Both list types produce valid BStack files, so you can open them with
`bstack::BStack::open` or inspect the raw bytes with any file tool.
**Writing to the file outside of `bllist` is strongly discouraged.**
`bllist` does not re-validate structural invariants on every operation, so
direct writes can silently corrupt the list in ways that are not caught until
much later — or not caught at all.

Specific dangers:

| Operation                          | Risk |
|------------------------------------|------|
| `BStack::push`                     | Appends raw bytes that are not a complete, aligned block; breaks slot enumeration and orphan recovery |
| `BStack::pop`                      | May truncate a block mid-stream or destroy the list header |
| `BStack::set` at header offsets    | Overwrites root or free-list / bin-head pointers |
| `BStack::set` inside a block       | Invalidates the block's CRC; `read` will return a checksum error |
| Raw file writes (`write(2)`, etc.) | Bypasses the advisory lock entirely; any of the above, plus potential torn writes |

**The exclusive advisory lock** (`flock` on Unix, `LockFileEx` on Windows)
held by a live list prevents a second process from opening the same file
through BStack simultaneously.

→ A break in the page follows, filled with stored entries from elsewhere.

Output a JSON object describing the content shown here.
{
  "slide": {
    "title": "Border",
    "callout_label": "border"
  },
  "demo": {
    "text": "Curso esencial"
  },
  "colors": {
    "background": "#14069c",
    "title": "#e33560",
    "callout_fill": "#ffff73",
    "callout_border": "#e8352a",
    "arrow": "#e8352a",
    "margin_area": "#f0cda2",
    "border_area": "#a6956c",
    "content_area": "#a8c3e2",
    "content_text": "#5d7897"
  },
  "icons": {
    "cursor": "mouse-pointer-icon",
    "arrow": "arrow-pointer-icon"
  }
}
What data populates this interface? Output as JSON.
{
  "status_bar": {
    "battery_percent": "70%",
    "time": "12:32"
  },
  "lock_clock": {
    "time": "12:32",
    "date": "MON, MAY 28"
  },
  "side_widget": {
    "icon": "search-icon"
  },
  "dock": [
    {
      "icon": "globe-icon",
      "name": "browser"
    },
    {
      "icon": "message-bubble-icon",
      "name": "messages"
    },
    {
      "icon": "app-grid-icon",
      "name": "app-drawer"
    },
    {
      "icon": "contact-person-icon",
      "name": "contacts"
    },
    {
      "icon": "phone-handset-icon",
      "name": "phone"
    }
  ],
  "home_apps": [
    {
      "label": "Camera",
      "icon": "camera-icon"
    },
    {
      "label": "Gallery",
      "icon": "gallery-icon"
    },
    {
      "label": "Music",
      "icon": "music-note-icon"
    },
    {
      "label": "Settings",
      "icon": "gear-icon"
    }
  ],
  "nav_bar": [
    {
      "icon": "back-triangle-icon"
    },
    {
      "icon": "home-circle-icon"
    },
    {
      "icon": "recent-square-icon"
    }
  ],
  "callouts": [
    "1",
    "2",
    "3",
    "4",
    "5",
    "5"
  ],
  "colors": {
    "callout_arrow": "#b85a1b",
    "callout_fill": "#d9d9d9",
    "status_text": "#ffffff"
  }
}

It does **not** prevent raw file
descriptor access, so a process that opens the file without going through
BStack can bypass the lock and cause corruption.

**Safe read-only inspection** is possible: open the file with
`bstack::BStack::open` and use only `get`, `peek`, and `len`. These calls do
not write to the file and will not disturb the list state. Mutating calls
(`push`, `pop`, `set`) must not be used.